ステップ(場面)1:ロボット導入検討時におけるSIerによる導入支援の高度化。
導入支援するときに必要な情報をあらかじめ標準化しておく(例えば、作業の種類(ハンドリング、溶接、・・)、作業スピード、等)。そして過去の事例を業界共有のデータベース(デポジット)に蓄えておくことで、簡単に検索できる。また各社ロボットの電子カタログ(シミュレーションモデル、コストも含む)も含まれ、それを利用して、ロボット導入結果の効果見積もりが可能となる。そのとき、必要に応じてセルシミュレーション(事前検証ツール)を利用する。各SIerは共通の基本構成(ハードウェア構成だけではなく、ロボットプログラムなどのソフトウェアも含む)だけでは実現できない部分や、SIerの技術を盛り込むことで更に効果があげられるような部分を加えることで、より最適なロボット構成やセルを提案する。また、基本構成を再利用することで、費用面の圧縮が可能となる。

ステップ(場面)2:ロボットの動作教示(ティーチィング)の簡単化
ステップ1での事前導入検討で、生産性が上がると判断したら、実際に製造現場にロボットを設置して、実作業に応じたロボットの動作を実現するためのティーチングが必要となる。その場合、事前検討時のティーチングを参考(ベース)とすることで、現場で一からティーチングをする必要がなくなる。そして、そのためには、ロボット言語の標準化、作業の簡単化が必要となり、また、微調整が簡単にできるシステムでなくてはならない。そして、微調整した結果をデータベース等に蓄え学習することで、ティーチングの精度が上がり、微調整の度合いが徐々に少なくなる。

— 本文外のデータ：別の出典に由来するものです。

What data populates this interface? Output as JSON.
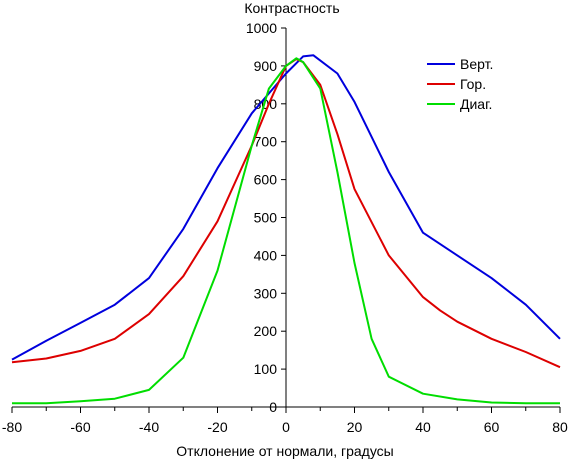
{
  "chart_data": {
    "type": "line",
    "title": "",
    "xlabel": "Отклонение от нормали, градусы",
    "ylabel": "Контрастность",
    "xlim": [
      -80,
      80
    ],
    "ylim": [
      0,
      1000
    ],
    "x_ticks": [
      -80,
      -60,
      -40,
      -20,
      0,
      20,
      40,
      60,
      80
    ],
    "y_ticks": [
      0,
      100,
      200,
      300,
      400,
      500,
      600,
      700,
      800,
      900,
      1000
    ],
    "grid": false,
    "legend_position": "top-right",
    "series": [
      {
        "name": "Верт.",
        "color": "#0000dd",
        "points": [
          [
            -80,
            125
          ],
          [
            -70,
            175
          ],
          [
            -60,
            222
          ],
          [
            -50,
            270
          ],
          [
            -40,
            340
          ],
          [
            -30,
            470
          ],
          [
            -20,
            630
          ],
          [
            -10,
            775
          ],
          [
            0,
            880
          ],
          [
            5,
            925
          ],
          [
            8,
            928
          ],
          [
            15,
            880
          ],
          [
            20,
            805
          ],
          [
            30,
            620
          ],
          [
            40,
            460
          ],
          [
            50,
            400
          ],
          [
            60,
            340
          ],
          [
            70,
            270
          ],
          [
            80,
            180
          ]
        ]
      },
      {
        "name": "Гор.",
        "color": "#dd0000",
        "points": [
          [
            -80,
            118
          ],
          [
            -70,
            128
          ],
          [
            -60,
            148
          ],
          [
            -50,
            180
          ],
          [
            -40,
            245
          ],
          [
            -30,
            345
          ],
          [
            -20,
            490
          ],
          [
            -10,
            690
          ],
          [
            -5,
            800
          ],
          [
            0,
            900
          ],
          [
            3,
            918
          ],
          [
            5,
            910
          ],
          [
            10,
            850
          ],
          [
            15,
            720
          ],
          [
            20,
            575
          ],
          [
            30,
            400
          ],
          [
            40,
            290
          ],
          [
            45,
            255
          ],
          [
            50,
            225
          ],
          [
            60,
            180
          ],
          [
            70,
            145
          ],
          [
            80,
            105
          ]
        ]
      },
      {
        "name": "Диаг.",
        "color": "#00dd00",
        "points": [
          [
            -80,
            10
          ],
          [
            -70,
            10
          ],
          [
            -60,
            15
          ],
          [
            -50,
            22
          ],
          [
            -40,
            45
          ],
          [
            -30,
            130
          ],
          [
            -20,
            360
          ],
          [
            -10,
            690
          ],
          [
            -5,
            840
          ],
          [
            0,
            900
          ],
          [
            3,
            920
          ],
          [
            5,
            910
          ],
          [
            10,
            840
          ],
          [
            15,
            620
          ],
          [
            20,
            380
          ],
          [
            25,
            180
          ],
          [
            30,
            80
          ],
          [
            40,
            35
          ],
          [
            50,
            20
          ],
          [
            60,
            12
          ],
          [
            70,
            10
          ],
          [
            80,
            10
          ]
        ]
      }
    ]
  }
}
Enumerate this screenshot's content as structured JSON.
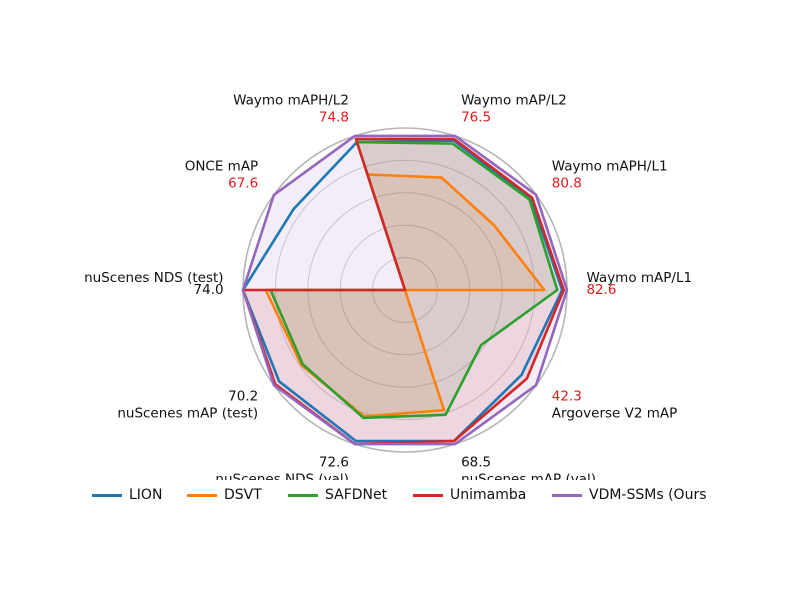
{
  "chart_data": {
    "type": "radar",
    "axes": [
      {
        "label": "Waymo mAP/L1",
        "max": 82.6,
        "max_label": "82.6",
        "max_label_color": "#e31a1c"
      },
      {
        "label": "Waymo mAPH/L1",
        "max": 80.8,
        "max_label": "80.8",
        "max_label_color": "#e31a1c"
      },
      {
        "label": "Waymo mAP/L2",
        "max": 76.5,
        "max_label": "76.5",
        "max_label_color": "#e31a1c"
      },
      {
        "label": "Waymo mAPH/L2",
        "max": 74.8,
        "max_label": "74.8",
        "max_label_color": "#e31a1c"
      },
      {
        "label": "ONCE mAP",
        "max": 67.6,
        "max_label": "67.6",
        "max_label_color": "#e31a1c"
      },
      {
        "label": "nuScenes NDS (test)",
        "max": 74.0,
        "max_label": "74.0",
        "max_label_color": "#111111"
      },
      {
        "label": "nuScenes mAP (test)",
        "max": 70.2,
        "max_label": "70.2",
        "max_label_color": "#111111"
      },
      {
        "label": "nuScenes NDS (val)",
        "max": 72.6,
        "max_label": "72.6",
        "max_label_color": "#111111"
      },
      {
        "label": "nuScenes mAP (val)",
        "max": 68.5,
        "max_label": "68.5",
        "max_label_color": "#111111"
      },
      {
        "label": "Argoverse V2 mAP",
        "max": 42.3,
        "max_label": "42.3",
        "max_label_color": "#e31a1c"
      }
    ],
    "series": [
      {
        "name": "LION",
        "color": "#1f77b4",
        "fill": false,
        "values": [
          0.97,
          0.96,
          0.97,
          0.96,
          0.85,
          1.0,
          0.96,
          0.98,
          0.98,
          0.89
        ]
      },
      {
        "name": "DSVT",
        "color": "#ff7f0e",
        "fill": true,
        "values": [
          0.86,
          0.68,
          0.73,
          0.75,
          0.0,
          0.86,
          0.79,
          0.82,
          0.78,
          0.0
        ]
      },
      {
        "name": "SAFDNet",
        "color": "#2ca02c",
        "fill": true,
        "values": [
          0.94,
          0.95,
          0.95,
          0.96,
          0.0,
          0.83,
          0.78,
          0.83,
          0.81,
          0.58
        ]
      },
      {
        "name": "Unimamba",
        "color": "#d62728",
        "fill": true,
        "values": [
          0.98,
          0.97,
          0.98,
          0.98,
          0.0,
          1.0,
          0.99,
          1.0,
          0.98,
          0.93
        ]
      },
      {
        "name": "VDM-SSMs (Ours",
        "color": "#9467bd",
        "fill": true,
        "values": [
          1.0,
          1.0,
          1.0,
          1.0,
          1.0,
          1.0,
          1.0,
          1.0,
          1.0,
          1.0
        ]
      }
    ],
    "r_grid": [
      0.2,
      0.4,
      0.6,
      0.8,
      1.0
    ],
    "grid": true,
    "legend_position": "bottom",
    "title": "",
    "xlabel": "",
    "ylabel": ""
  }
}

ステップ(場面)3:ロボットの実運用時のメンテナンス
実稼働時のデータに加え、チョコ停やエラーの発生状況をエンジニアリング会社やSIerが遠隔でモニタリングしたり、それらが自動的に配信されるようになっている。稼働状況をステップ1で検討した結果と照合し、もし、乖離・異常があれば、製造現場に連絡する。また、その結果を再利用できるように、データベースにて保存・解析する。


目指す姿

 生産技術部門を持たない中小企業でも、生産性を上げる手段として、SIerに依頼することで、簡単にロボット導入の有効性が検討できるようになる。そして、基本構成という共通の情報基盤を持つことで、業界全体としての効率化の推進に加え、新たなSIerの参入を促す。
 また、導入後の立ち上げもティーチングが簡略化されることで安価で、且つ短期間での導入が実現できる。また、その結果がデータベースに蓄えられることで、使えば使うほど、効率化されていき、多くの企業がこのエコシステムに参加する。
 もし異常があった際も、稼働情報が契約したSIerやエンジニリング会社と共有化がされているので、迅速な対応が可能である。